The year saw external shocks starting from the US President Donald Trump’s tariff tantrums to the Middle East crisis now. The consistent geopolitical uncertainties raised hedging costs, prompting borrowers to cut back on overseas borrowing.

“Expectations of falling global yields in 2025 did not pan out—Fed cuts were minimal, keeping yields sticky. Combined with year-long rupee volatility and depreciation, plus elevated global rates, large borrowers slowed overseas borrowing,” said Soumyajit Niyogi, director, India Ratings & Research.

The Rupee drop

The rupee plunged 10.96% in FY26 to 94.83 against the dollar—its sharpest drop in 14 years—making it Asia’s worst-performing currency. The rupee fell 4.24% in March alone following the war. However, the currency bounced back to 92 following the RBI’s measures, including capping banks’ forex position limit at $100 million.

Market participants said sustaining at these levels will be a challenge if the war persists. The rupee ended at 93 against the dollar on Tuesday, according to Bloomberg.

“The all-in cost of borrowing abroad is no longer meaningfully lower than raising funds in India. This is because of higher base rates abroad and hedging costs,” said Pranav Haldea, managing director, Prime Database Group.

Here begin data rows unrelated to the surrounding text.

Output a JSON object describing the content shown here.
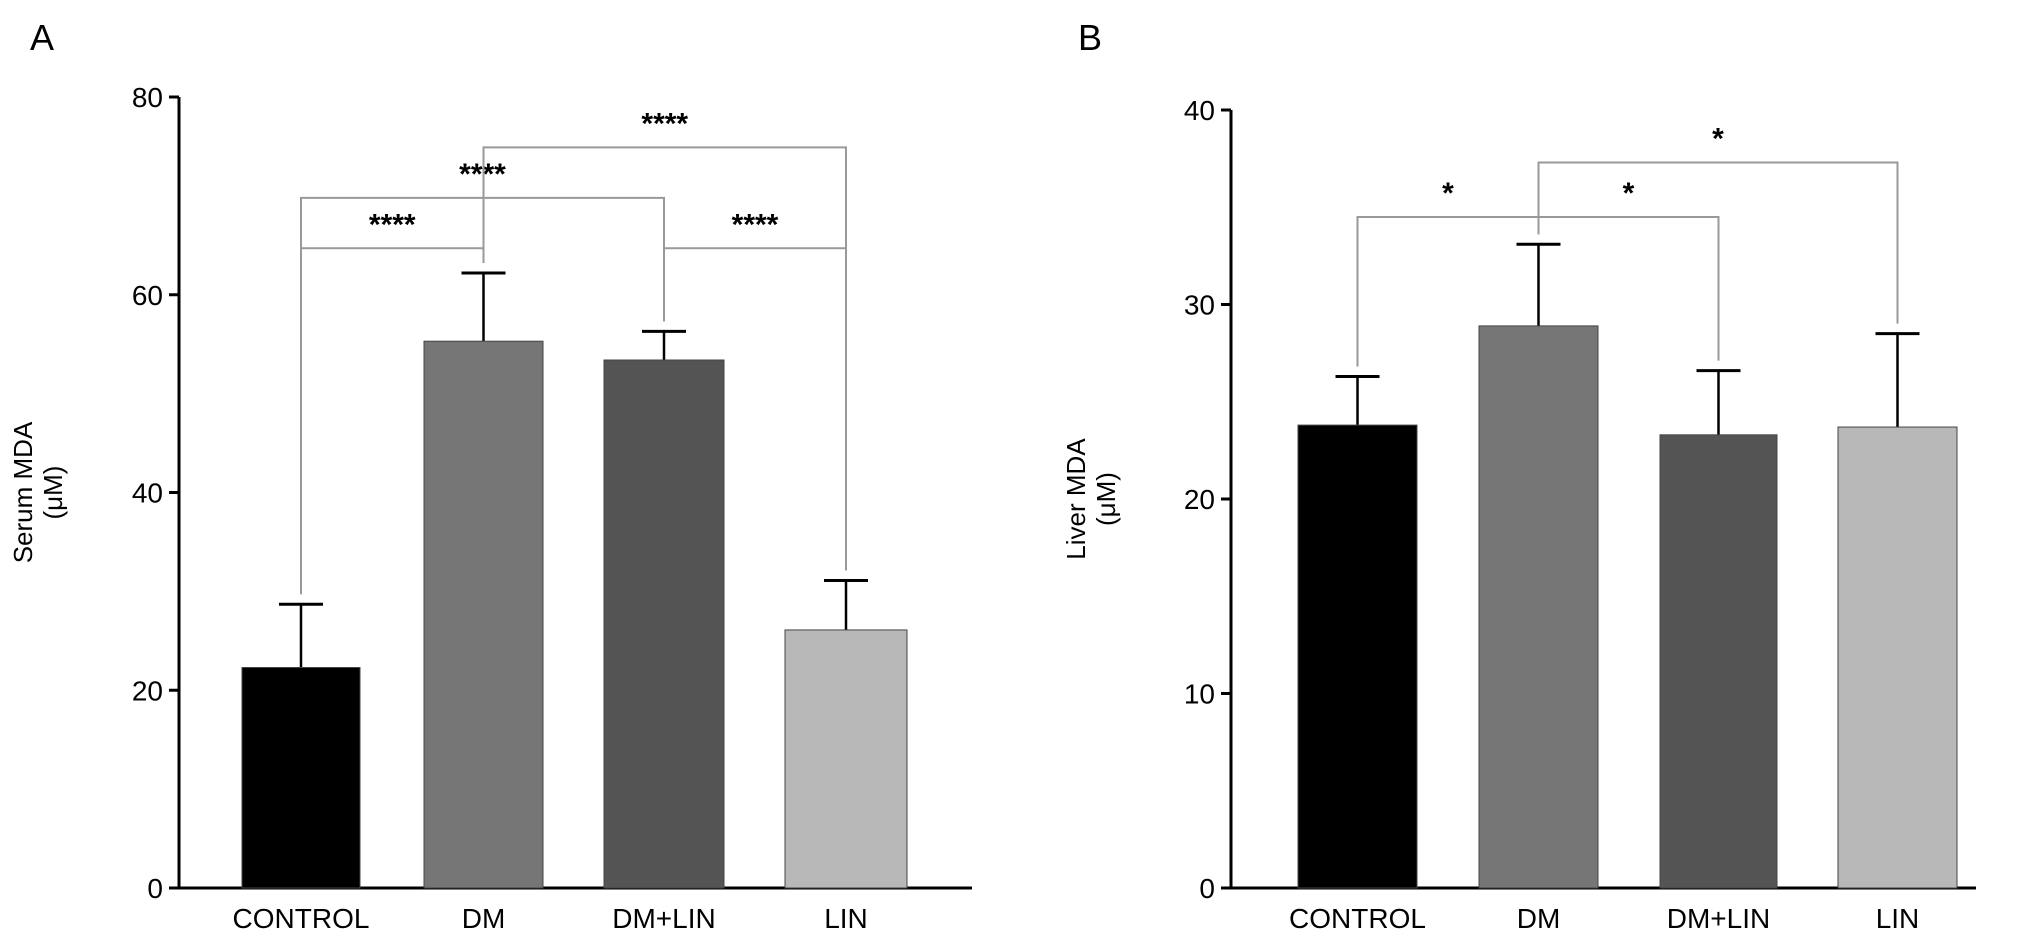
{
  "chart_data": [
    {
      "panel_label": "A",
      "type": "bar",
      "categories": [
        "CONTROL",
        "DM",
        "DM+LIN",
        "LIN"
      ],
      "values": [
        22.3,
        55.3,
        53.4,
        26.1
      ],
      "error_upper": [
        28.7,
        62.2,
        56.3,
        31.1
      ],
      "colors": [
        "#000000",
        "#767676",
        "#545454",
        "#b8b8b8"
      ],
      "ylabel": "Serum MDA\n(μM)",
      "ylabel_lines": [
        "Serum MDA",
        "(μM)"
      ],
      "ylim": [
        0,
        80
      ],
      "yticks": [
        0,
        20,
        40,
        60,
        80
      ],
      "grid": false,
      "significance": [
        {
          "from": 0,
          "to": 1,
          "level": 64.7,
          "label": "****"
        },
        {
          "from": 0,
          "to": 2,
          "level": 69.8,
          "label": "****"
        },
        {
          "from": 2,
          "to": 3,
          "level": 64.7,
          "label": "****"
        },
        {
          "from": 1,
          "to": 3,
          "level": 74.9,
          "label": "****"
        }
      ]
    },
    {
      "panel_label": "B",
      "type": "bar",
      "categories": [
        "CONTROL",
        "DM",
        "DM+LIN",
        "LIN"
      ],
      "values": [
        23.8,
        28.9,
        23.3,
        23.7
      ],
      "error_upper": [
        26.3,
        33.1,
        26.6,
        28.5
      ],
      "colors": [
        "#000000",
        "#767676",
        "#545454",
        "#b8b8b8"
      ],
      "ylabel": "Liver MDA\n(μM)",
      "ylabel_lines": [
        "Liver MDA",
        "(μM)"
      ],
      "ylim": [
        0,
        40
      ],
      "yticks": [
        0,
        10,
        20,
        30,
        40
      ],
      "grid": false,
      "significance": [
        {
          "from": 0,
          "to": 1,
          "level": 34.5,
          "label": "*"
        },
        {
          "from": 1,
          "to": 2,
          "level": 34.5,
          "label": "*"
        },
        {
          "from": 1,
          "to": 3,
          "level": 37.3,
          "label": "*"
        }
      ]
    }
  ]
}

Many companies and non-bank lenders are still deferring or scaling back their plans for overseas borrowing as the West Asia pushed up the hedging cost further. For non-banking finance companies, overseas markets offered a key avenue to diversify funding sources.

“The rupee’s depreciation has driven hedging costs up by 40-50 basis points since the war began, significantly raising the expense of overseas borrowing. Therefore, we are holding back our plans to tap overseas market currently,” said a senior official at a housing finance company.

Market participants remain in wait-and-watch mode, eyeing further developments. Niyogi said that overseas borrowing could pick up if currency outlooks turn constructive and geopolitics situations stabilise.